With the closures due to confinement, the dark kitchen was one of the lifesavers of some brands and had a strong growth. This concept, which had boom since 2019, had been little explored in Mexico and that, with the closings and the growth of delivery, became a business opportunity.

Under this concept of kitchens without tables, chairs and canopies, Gori Gori Ramen was born. The concept of this ghost restaurant is to sell ‘Mexican ramen’, that is, they adopted the family recipe for this soup and adapted the flavors to offer birria, shrimp, chile morita or habanero ramen on their menu.

Sergio Su, one of the founders, says that the venture began in the home of Enrique Pacheco, his partner, and after the dish had been successful among his acquaintances, in addition to being an option to obtain income during the pandemic. A year after starting the project, this dark kitchen grew its orders 200%.

Pasta is served in one-liter glasses and can be accompanied with drinks made by the restaurant. “When we started creating the concept we decided we wanted to sell a fun, portable experience. We wanted to be practical and for the ramen to be ready to eat anywhere, ”he says.

Entrepreneurs agree that one of the keys for diners to become frequent customers of their businesses one of the successes was to maintain a relationship with their customers, know their tastes and ask them their preferences.

“Social networks make us have the largest ramen restaurant in the world. We had 6,000 followers, now we have 20,000 followers. Networks are a direct communication channel and allow us to have a dialogue beyond just flipping and telling people to consume us, ”says Su.

In Playas de Sinaloa, Patiño managed to create a community in which the Sinaloans who live in Mexico City are a group of outstanding clients, while for Gori Gori Ramen, social networks are the way to have this feeling of closeness with the customers.

Not all restaurateurs survived the crisis, this is one of the unions that has suffered the most from the economic damage of the pandemic. The National Chamber of the Restaurant and Spiced Food Industry (Canirac) counts that about 120,000 places in the country had to close permanently. This means the loss of 400,000 jobs of which 160,000 are direct.

The industry foresees a slow recovery to simmer, even Canirac projects that it will be close to five years before the restaurants that closed reopen their doors and regain the jobs, income and value they had before the health crisis. .

Growth after the crisis

The economic reactivation advances as infections are reduced and vaccination increases. For now, each of the local governments is responsible for issuing the rules with which businesses operate.
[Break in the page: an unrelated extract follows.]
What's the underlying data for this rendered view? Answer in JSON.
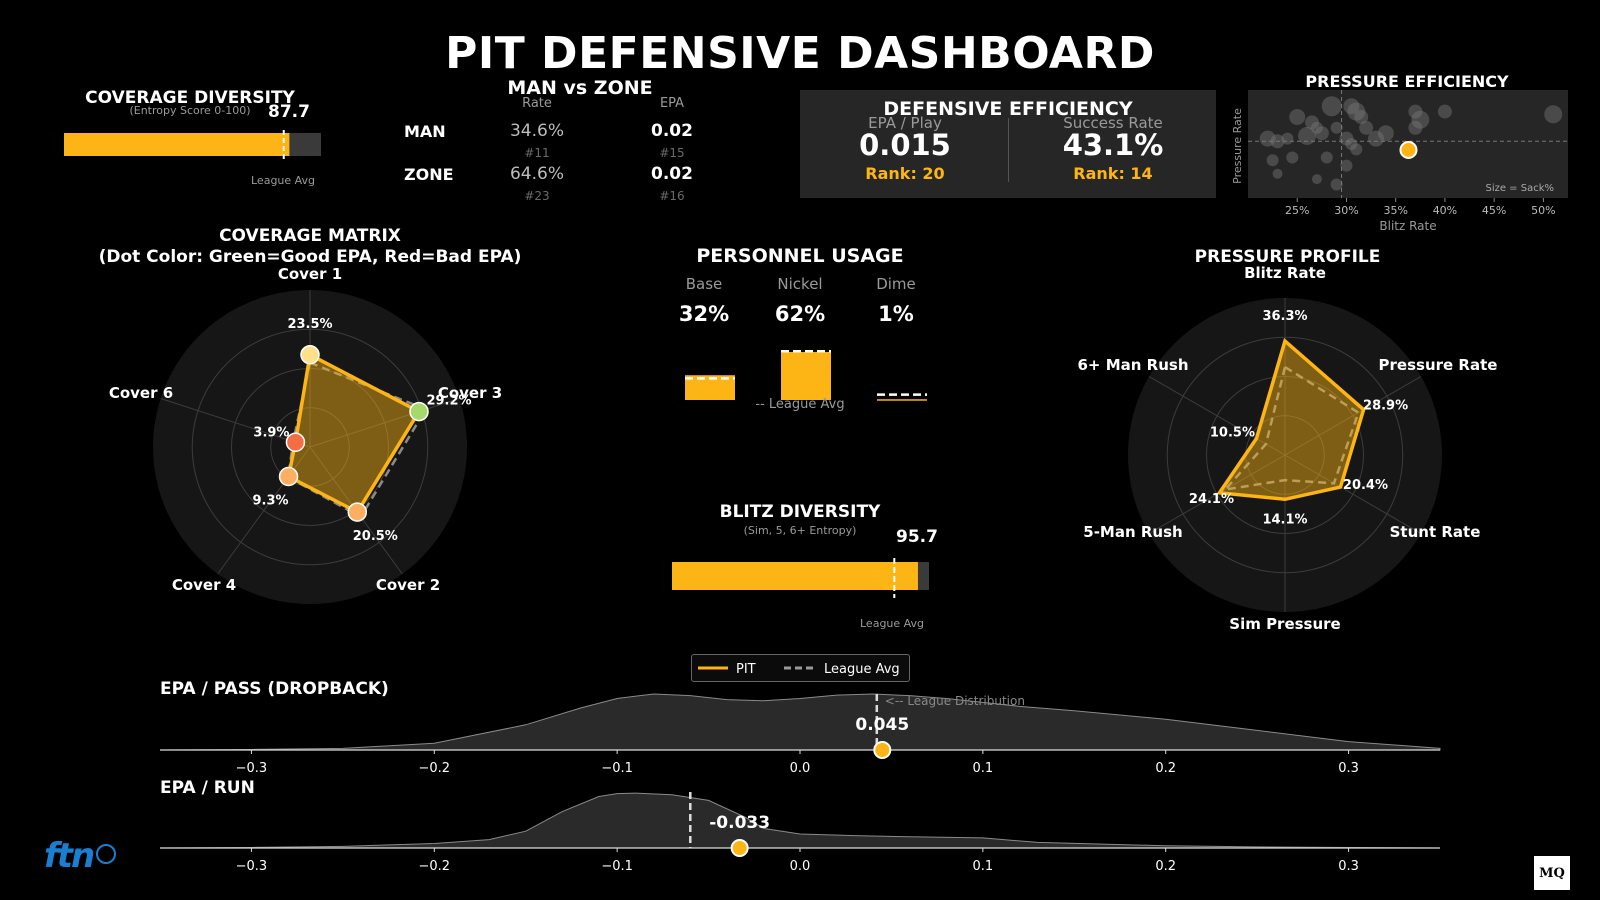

In Mexico City, from the first week of May, restaurants can close at 10:00 p.m. indoors and until 11:00 p.m. outdoors, with a capacity of 40%.
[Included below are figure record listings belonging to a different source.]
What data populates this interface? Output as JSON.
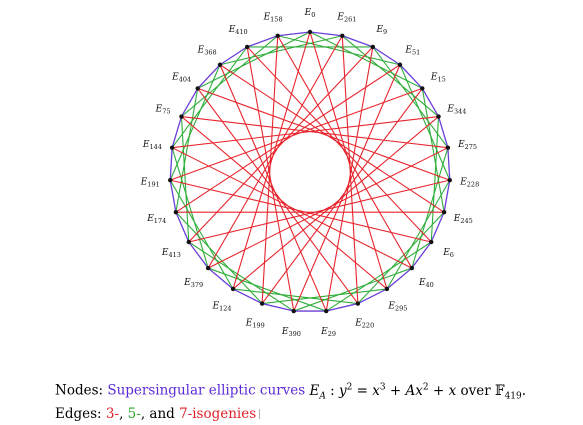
{
  "nodes": [
    {
      "name": "E",
      "sub": "0"
    },
    {
      "name": "E",
      "sub": "261"
    },
    {
      "name": "E",
      "sub": "9"
    },
    {
      "name": "E",
      "sub": "51"
    },
    {
      "name": "E",
      "sub": "15"
    },
    {
      "name": "E",
      "sub": "344"
    },
    {
      "name": "E",
      "sub": "275"
    },
    {
      "name": "E",
      "sub": "228"
    },
    {
      "name": "E",
      "sub": "245"
    },
    {
      "name": "E",
      "sub": "6"
    },
    {
      "name": "E",
      "sub": "40"
    },
    {
      "name": "E",
      "sub": "295"
    },
    {
      "name": "E",
      "sub": "220"
    },
    {
      "name": "E",
      "sub": "29"
    },
    {
      "name": "E",
      "sub": "390"
    },
    {
      "name": "E",
      "sub": "199"
    },
    {
      "name": "E",
      "sub": "124"
    },
    {
      "name": "E",
      "sub": "379"
    },
    {
      "name": "E",
      "sub": "413"
    },
    {
      "name": "E",
      "sub": "174"
    },
    {
      "name": "E",
      "sub": "191"
    },
    {
      "name": "E",
      "sub": "144"
    },
    {
      "name": "E",
      "sub": "75"
    },
    {
      "name": "E",
      "sub": "404"
    },
    {
      "name": "E",
      "sub": "368"
    },
    {
      "name": "E",
      "sub": "410"
    },
    {
      "name": "E",
      "sub": "158"
    }
  ],
  "edge_steps": {
    "blue": 1,
    "green": 4,
    "red": 11
  },
  "colors": {
    "node_edges": "#6a3fd8",
    "green_edges": "#2fae3a",
    "red_edges": "#e8252d",
    "node": "#111111"
  },
  "caption": {
    "line1_prefix": "Nodes: ",
    "line1_colored": "Supersingular elliptic curves",
    "line1_math": " E_A : y² = x³ + Ax² + x over 𝔽₄₁₉.",
    "line2_prefix": "Edges: ",
    "line2_3": "3-",
    "line2_5": "5-",
    "line2_7": "7-isogenies",
    "line2_sep1": ", ",
    "line2_sep2": ", and "
  }
}
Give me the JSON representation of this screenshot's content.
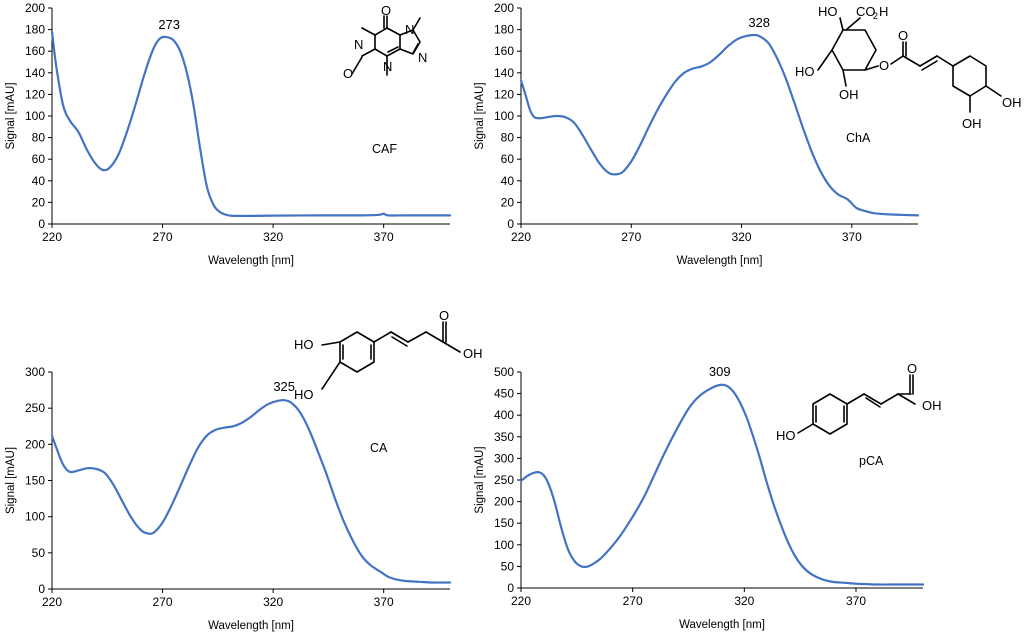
{
  "chart_data": [
    {
      "type": "line",
      "compound": "CAF",
      "peak_label": "273",
      "peak_x": 273,
      "xlabel": "Wavelength [nm]",
      "ylabel": "Signal [mAU]",
      "xlim": [
        220,
        400
      ],
      "ylim": [
        0,
        200
      ],
      "xticks": [
        220,
        270,
        320,
        370
      ],
      "yticks": [
        0,
        20,
        40,
        60,
        80,
        100,
        120,
        140,
        160,
        180,
        200
      ],
      "x": [
        220,
        222,
        225,
        228,
        232,
        236,
        240,
        243,
        246,
        250,
        254,
        258,
        262,
        266,
        269,
        272,
        275,
        278,
        281,
        284,
        287,
        290,
        293,
        296,
        300,
        305,
        310,
        320,
        340,
        360,
        368,
        370,
        372,
        380,
        390,
        400
      ],
      "y": [
        178,
        145,
        110,
        96,
        85,
        68,
        55,
        50,
        52,
        64,
        86,
        112,
        140,
        163,
        172,
        173,
        170,
        160,
        140,
        110,
        70,
        35,
        18,
        11,
        8,
        7.5,
        7.5,
        7.8,
        8,
        8,
        8.5,
        9.5,
        8,
        8,
        8,
        8
      ]
    },
    {
      "type": "line",
      "compound": "ChA",
      "peak_label": "328",
      "peak_x": 328,
      "xlabel": "Wavelength [nm]",
      "ylabel": "Signal [mAU]",
      "xlim": [
        220,
        400
      ],
      "ylim": [
        0,
        200
      ],
      "xticks": [
        220,
        270,
        320,
        370
      ],
      "yticks": [
        0,
        20,
        40,
        60,
        80,
        100,
        120,
        140,
        160,
        180,
        200
      ],
      "x": [
        220,
        222,
        224,
        226,
        229,
        232,
        236,
        240,
        244,
        248,
        252,
        256,
        260,
        263,
        266,
        270,
        274,
        278,
        282,
        286,
        290,
        294,
        298,
        302,
        306,
        310,
        314,
        318,
        322,
        326,
        328,
        332,
        336,
        340,
        344,
        348,
        352,
        356,
        360,
        364,
        368,
        372,
        376,
        380,
        386,
        392,
        400
      ],
      "y": [
        133,
        120,
        106,
        99,
        98,
        99,
        100,
        99,
        94,
        82,
        68,
        55,
        47,
        46,
        48,
        58,
        73,
        90,
        106,
        120,
        132,
        140,
        144,
        146,
        150,
        157,
        165,
        171,
        174,
        175,
        174,
        168,
        154,
        135,
        112,
        88,
        66,
        48,
        35,
        27,
        23,
        15,
        12,
        10,
        9,
        8.5,
        8
      ]
    },
    {
      "type": "line",
      "compound": "CA",
      "peak_label": "325",
      "peak_x": 325,
      "xlabel": "Wavelength [nm]",
      "ylabel": "Signal [mAU]",
      "xlim": [
        220,
        400
      ],
      "ylim": [
        0,
        300
      ],
      "xticks": [
        220,
        270,
        320,
        370
      ],
      "yticks": [
        0,
        50,
        100,
        150,
        200,
        250,
        300
      ],
      "x": [
        220,
        222,
        225,
        228,
        232,
        236,
        240,
        244,
        248,
        252,
        256,
        260,
        263,
        266,
        270,
        274,
        278,
        282,
        286,
        290,
        294,
        298,
        302,
        306,
        310,
        314,
        318,
        322,
        325,
        328,
        332,
        336,
        340,
        344,
        348,
        352,
        356,
        360,
        364,
        368,
        372,
        376,
        380,
        386,
        392,
        400
      ],
      "y": [
        212,
        195,
        172,
        162,
        164,
        167,
        166,
        160,
        143,
        120,
        98,
        82,
        77,
        78,
        92,
        115,
        142,
        170,
        195,
        212,
        220,
        223,
        225,
        230,
        238,
        248,
        256,
        260,
        261,
        258,
        245,
        222,
        192,
        160,
        125,
        93,
        67,
        46,
        33,
        25,
        17,
        13,
        11,
        10,
        9,
        9
      ]
    },
    {
      "type": "line",
      "compound": "pCA",
      "peak_label": "309",
      "peak_x": 309,
      "xlabel": "Wavelength [nm]",
      "ylabel": "Signal [mAU]",
      "xlim": [
        220,
        400
      ],
      "ylim": [
        0,
        500
      ],
      "xticks": [
        220,
        270,
        320,
        370
      ],
      "yticks": [
        0,
        50,
        100,
        150,
        200,
        250,
        300,
        350,
        400,
        450,
        500
      ],
      "x": [
        220,
        223,
        226,
        228,
        230,
        232,
        235,
        238,
        241,
        244,
        247,
        250,
        253,
        256,
        260,
        265,
        270,
        275,
        280,
        285,
        290,
        295,
        300,
        305,
        309,
        312,
        315,
        318,
        321,
        324,
        327,
        330,
        334,
        338,
        342,
        346,
        350,
        355,
        360,
        365,
        370,
        375,
        380,
        390,
        400
      ],
      "y": [
        248,
        260,
        267,
        268,
        262,
        245,
        200,
        140,
        90,
        62,
        50,
        50,
        58,
        70,
        92,
        125,
        165,
        210,
        265,
        320,
        370,
        415,
        445,
        462,
        470,
        468,
        455,
        430,
        395,
        350,
        300,
        245,
        180,
        125,
        80,
        50,
        32,
        20,
        14,
        12,
        10,
        9,
        8,
        8,
        8
      ]
    }
  ]
}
While the sector recovers, Playas de Sinaloa prepares the opening of its third branch in Mexico City for this week, and with this opening its workforce is 140 workers. For Ivet Patiño, the future is encouraging and expects to close this year with a 40% increase in sales.
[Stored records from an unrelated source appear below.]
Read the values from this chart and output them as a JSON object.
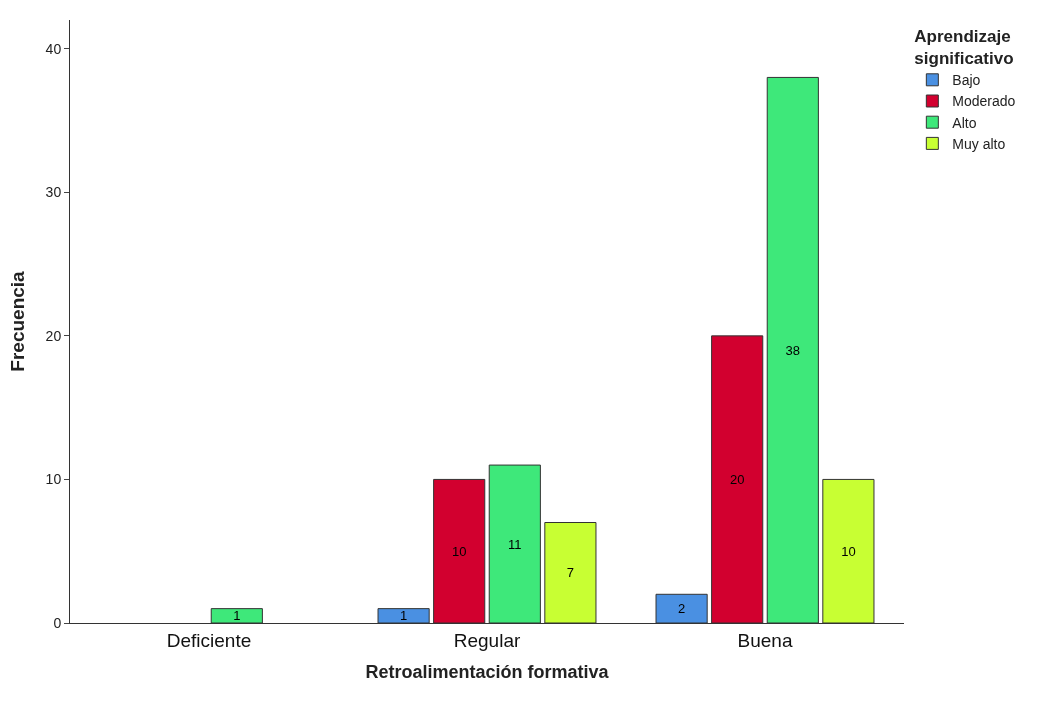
{
  "chart_data": {
    "type": "bar",
    "xlabel": "Retroalimentación formativa",
    "ylabel": "Frecuencia",
    "legend_title": "Aprendizaje significativo",
    "categories": [
      "Deficiente",
      "Regular",
      "Buena"
    ],
    "series": [
      {
        "name": "Bajo",
        "color": "#4a90e2",
        "values": [
          null,
          1,
          2
        ]
      },
      {
        "name": "Moderado",
        "color": "#d2002f",
        "values": [
          null,
          10,
          20
        ]
      },
      {
        "name": "Alto",
        "color": "#3ee87a",
        "values": [
          1,
          11,
          38
        ]
      },
      {
        "name": "Muy alto",
        "color": "#c8ff33",
        "values": [
          null,
          7,
          10
        ]
      }
    ],
    "ylim": [
      0,
      42
    ],
    "yticks": [
      0,
      10,
      20,
      30,
      40
    ],
    "legend": "top right",
    "data_labels": true
  }
}
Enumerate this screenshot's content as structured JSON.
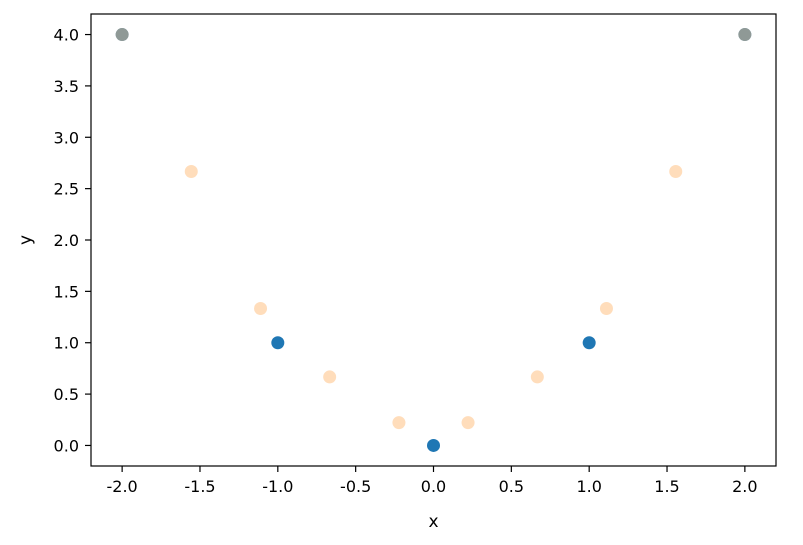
{
  "chart_data": {
    "type": "scatter",
    "title": "",
    "xlabel": "x",
    "ylabel": "y",
    "xlim": [
      -2.2,
      2.2
    ],
    "ylim": [
      -0.2,
      4.2
    ],
    "xticks": [
      "-2.0",
      "-1.5",
      "-1.0",
      "-0.5",
      "0.0",
      "0.5",
      "1.0",
      "1.5",
      "2.0"
    ],
    "yticks": [
      "0.0",
      "0.5",
      "1.0",
      "1.5",
      "2.0",
      "2.5",
      "3.0",
      "3.5",
      "4.0"
    ],
    "grid": false,
    "legend": "none",
    "series": [
      {
        "color": "#1f77b4",
        "x": [
          -2.0,
          -1.0,
          0.0,
          1.0,
          2.0
        ],
        "y": [
          4.0,
          1.0,
          0.0,
          1.0,
          4.0
        ]
      },
      {
        "color": "#ffbb78",
        "alpha": 0.5,
        "x": [
          -2.0,
          -1.556,
          -1.111,
          -0.667,
          -0.222,
          0.222,
          0.667,
          1.111,
          1.556,
          2.0
        ],
        "y": [
          4.0,
          2.667,
          1.333,
          0.667,
          0.222,
          0.222,
          0.667,
          1.333,
          2.667,
          4.0
        ]
      }
    ]
  }
}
“With the low demand there are several empty stores and we entered one in the Roma neighborhood and since we lacked space, we decided to set up another branch. Daily consumption gives us the guideline to know what is required in the next branch ”, he says.

Gori Gori, meanwhile, plans to open another dark kitchen to shorten home delivery times, which it does through its own delivery men and which range from Tlatelolco to Santa Fe. They will also establish a physical unit, but there is still no date for the start of operations.

“The challenge for this year is to work on the positioning of the brand, improve the relationship with customers and go from ‘let’s try it’ to being part of the people. This is a business that was born in the pandemic to help us have money and survive, now we see it in the long term ”, Sergio Su concludes.